Last month, U.S. Citizenship and Immigration Services (USCIS) announced it was scrapping the just-completed revision to the naturalization civics test (2020 test) and reverting to the previous version (2008 test). I criticized the decision as a baseless political stunt that diminished the hard work of career professionals who devoted several years to revising the test. I also predicted that reverting to the 2008 test in a phased manner would "inject[] uncertainty and confusion into the naturalization process." Based on the questions raised during the March 3 webinar the agency hosted on the test, my prediction was spot-on.
For starters, USCIS still is unable to articulate a sound reason for discarding the 2020 test. Regurgitating the language from February's press release, the communications staffer leading the webinar cited President Biden's Executive Order 14012 directive to "eliminate barriers and make the [naturalization] process more accessible to all eligible" applicants. She then repeated the agency claim that "USCIS determined the 2020 civics test development process, content, testing procedures, and implementation schedule may inadvertently create potential barriers to the naturalization process." While EO 14012 does not define "barriers", it does call for the removal of real, concrete barriers not mere speculative ones. The garbled USCIS "determination" does not align with the EO given its multi-qualifier framing ("may", "inadvertently", "create", "potential"). Instead, the decision is purely political, but the agency's leadership refuses to take ownership of the true reasoning underpinning the move. The result is poorly worded press statements that create a barrier to proper reading comprehension.
Blinded by their animosity toward a test that was developed during the Trump administration, the Biden political team clearly did not think out the operational impact of dumping the test. Under the phased approach, a naturalization applicant falls into three potential scenarios depending on (1) when the applicant filed his or her N-400; and (2) when the naturalization interview is scheduled. By way of example, Applicant A and Applicant B both filed their respective N-400s on the same day between December 1, 2020, and March 1, 2021. They both take the same version of the civics test, right? It is not that simple. For reasons unexplained on the webinar or anywhere else, USCIS has decided that April 19, 2021, is the magical interview cutoff date for which version of the test an applicant may take. Under my hypothetical, Applicant A's interview is scheduled for April 18, 2021, while Applicant B's is scheduled for April 21. According to the USCIS plan, Applicant A may choose which version of the test to take (2020 or 2008) while Applicant B, who filed the N-400 on the same day as Applicant A, gets no choice and must take the 2008 test. Any naturalization applicant who files the N-400 after March 1, 2021 (again no justification for this cutoff date), similarly has no option and must take the 2008 test.
To make the options visually appealing, USCIS even created a table that maps out each option ahead of the webinar. Straightforward? Apparently not. Nearly every question that was fielded during the "Q&A" segment was some iteration of "which test" does an applicant take under various scenarios. Sensing the confusion and constantly repeating the three different scenarios, a USCIS representative offered up, "Hopefully this chart is helpful." Additionally, the representative went into great detail describing the different colored flashcards the agency makes available for each version of the test. Interested in using the USCIS app to study for the 2020 test? You're out of luck; it only contains materials for the 2008 version.
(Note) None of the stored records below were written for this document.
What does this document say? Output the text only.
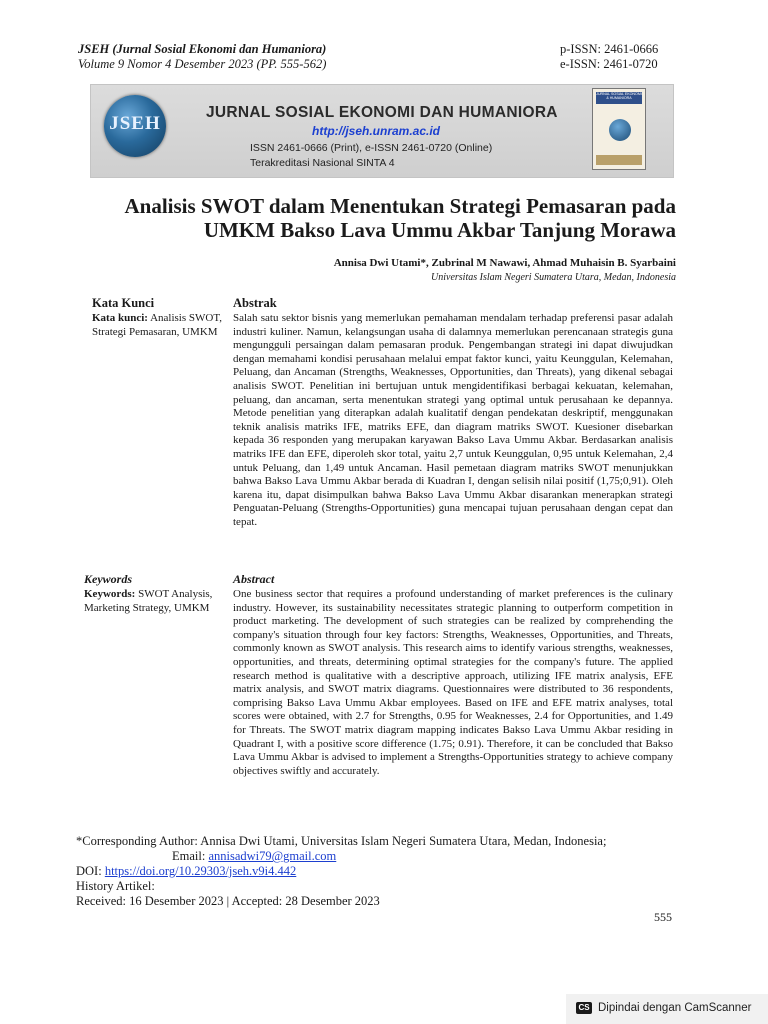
JSEH (Jurnal Sosial Ekonomi dan Humaniora)
Volume 9 Nomor 4 Desember 2023 (PP. 555-562)
p-ISSN: 2461-0666
e-ISSN: 2461-0720
JSEH
JURNAL SOSIAL EKONOMI DAN HUMANIORA
http://jseh.unram.ac.id
ISSN 2461-0666 (Print), e-ISSN 2461-0720 (Online)
Terakreditasi Nasional SINTA 4
JURNAL SOSIAL EKONOMI & HUMANIORA
Analisis SWOT dalam Menentukan Strategi Pemasaran pada
UMKM Bakso Lava Ummu Akbar Tanjung Morawa
Annisa Dwi Utami*, Zubrinal M Nawawi, Ahmad Muhaisin B. Syarbaini
Universitas Islam Negeri Sumatera Utara, Medan, Indonesia
Kata Kunci	Abstrak
Kata kunci: Analisis SWOT, Strategi Pemasaran, UMKM
Salah satu sektor bisnis yang memerlukan pemahaman mendalam terhadap preferensi pasar adalah industri kuliner. Namun, kelangsungan usaha di dalamnya memerlukan perencanaan strategis guna mengungguli persaingan dalam pemasaran produk. Pengembangan strategi ini dapat diwujudkan dengan memahami kondisi perusahaan melalui empat faktor kunci, yaitu Keunggulan, Kelemahan, Peluang, dan Ancaman (Strengths, Weaknesses, Opportunities, dan Threats), yang dikenal sebagai analisis SWOT. Penelitian ini bertujuan untuk mengidentifikasi berbagai kekuatan, kelemahan, peluang, dan ancaman, serta menentukan strategi yang optimal untuk perusahaan ke depannya. Metode penelitian yang diterapkan adalah kualitatif dengan pendekatan deskriptif, menggunakan teknik analisis matriks IFE, matriks EFE, dan diagram matriks SWOT. Kuesioner disebarkan kepada 36 responden yang merupakan karyawan Bakso Lava Ummu Akbar. Berdasarkan analisis matriks IFE dan EFE, diperoleh skor total, yaitu 2,7 untuk Keunggulan, 0,95 untuk Kelemahan, 2,4 untuk Peluang, dan 1,49 untuk Ancaman. Hasil pemetaan diagram matriks SWOT menunjukkan bahwa Bakso Lava Ummu Akbar berada di Kuadran I, dengan selisih nilai positif (1,75;0,91). Oleh karena itu, dapat disimpulkan bahwa Bakso Lava Ummu Akbar disarankan menerapkan strategi Penguatan-Peluang (Strengths-Opportunities) guna mencapai tujuan perusahaan dengan cepat dan tepat.
Keywords	Abstract
Keywords: SWOT Analysis, Marketing Strategy, UMKM
One business sector that requires a profound understanding of market preferences is the culinary industry. However, its sustainability necessitates strategic planning to outperform competition in product marketing. The development of such strategies can be realized by comprehending the company's situation through four key factors: Strengths, Weaknesses, Opportunities, and Threats, commonly known as SWOT analysis. This research aims to identify various strengths, weaknesses, opportunities, and threats, determining optimal strategies for the company's future. The applied research method is qualitative with a descriptive approach, utilizing IFE matrix analysis, EFE matrix analysis, and SWOT matrix diagrams. Questionnaires were distributed to 36 respondents, comprising Bakso Lava Ummu Akbar employees. Based on IFE and EFE matrix analyses, total scores were obtained, with 2.7 for Strengths, 0.95 for Weaknesses, 2.4 for Opportunities, and 1.49 for Threats. The SWOT matrix diagram mapping indicates Bakso Lava Ummu Akbar residing in Quadrant I, with a positive score difference (1.75; 0.91). Therefore, it can be concluded that Bakso Lava Ummu Akbar is advised to implement a Strengths-Opportunities strategy to achieve company objectives swiftly and accurately.
*Corresponding Author: Annisa Dwi Utami, Universitas Islam Negeri Sumatera Utara, Medan, Indonesia;
Email: annisadwi79@gmail.com
DOI: https://doi.org/10.29303/jseh.v9i4.442
History Artikel:
Received: 16 Desember 2023 | Accepted: 28 Desember 2023
555
CS Dipindai dengan CamScanner
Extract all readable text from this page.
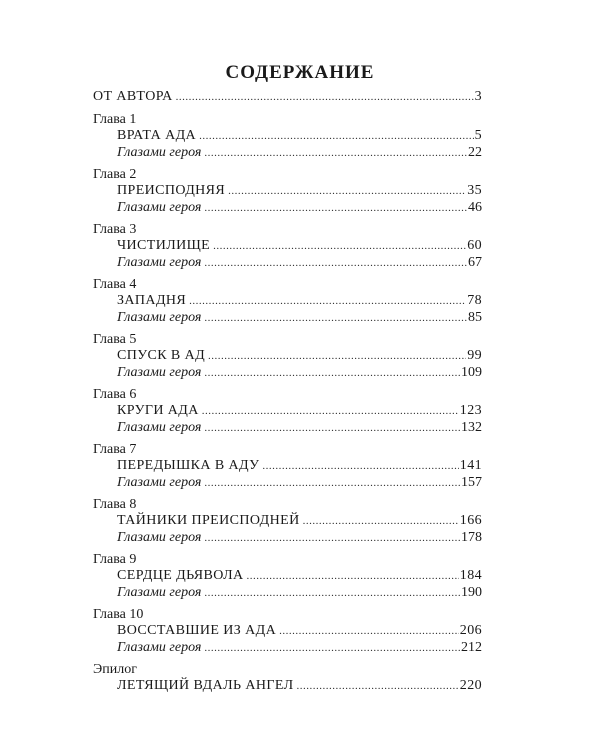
СОДЕРЖАНИЕ
ОТ АВТОРА .....	3
Глава 1
ВРАТА АДА .....	5
Глазами героя .....	22
Глава 2
ПРЕИСПОДНЯЯ .....	35
Глазами героя .....	46
Глава 3
ЧИСТИЛИЩЕ .....	60
Глазами героя .....	67
Глава 4
ЗАПАДНЯ .....	78
Глазами героя .....	85
Глава 5
СПУСК В АД .....	99
Глазами героя .....	109
Глава 6
КРУГИ АДА .....	123
Глазами героя .....	132
Глава 7
ПЕРЕДЫШКА В АДУ .....	141
Глазами героя .....	157
Глава 8
ТАЙНИКИ ПРЕИСПОДНЕЙ .....	166
Глазами героя .....	178
Глава 9
СЕРДЦЕ ДЬЯВОЛА .....	184
Глазами героя .....	190
Глава 10
ВОССТАВШИЕ ИЗ АДА .....	206
Глазами героя .....	212
Эпилог
ЛЕТЯЩИЙ ВДАЛЬ АНГЕЛ .....	220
For a leadership team that claims to be focused on "customer service", Biden's USCIS appointees may have some very dissatisfied "customers" over the next two months. This would be amusing if not for the fact that the stakes are so high — naturalization is the most significant immigration benefit the agency offers. The agency representatives who influenced the decision, none of whom were political appointees, again confirmed the Washington Times' reporting that the 2020 version of the test has a higher pass rate (95 percent) compared to the 2008 version (91 percent). It will be interesting to see what happens to the pass rate in the next two months as the prospect of an applicant studying for the wrong version of the test is very real. Ironically, it may be the Biden administration's decision to scrap the 2020 civics test that erects a barrier to naturalization.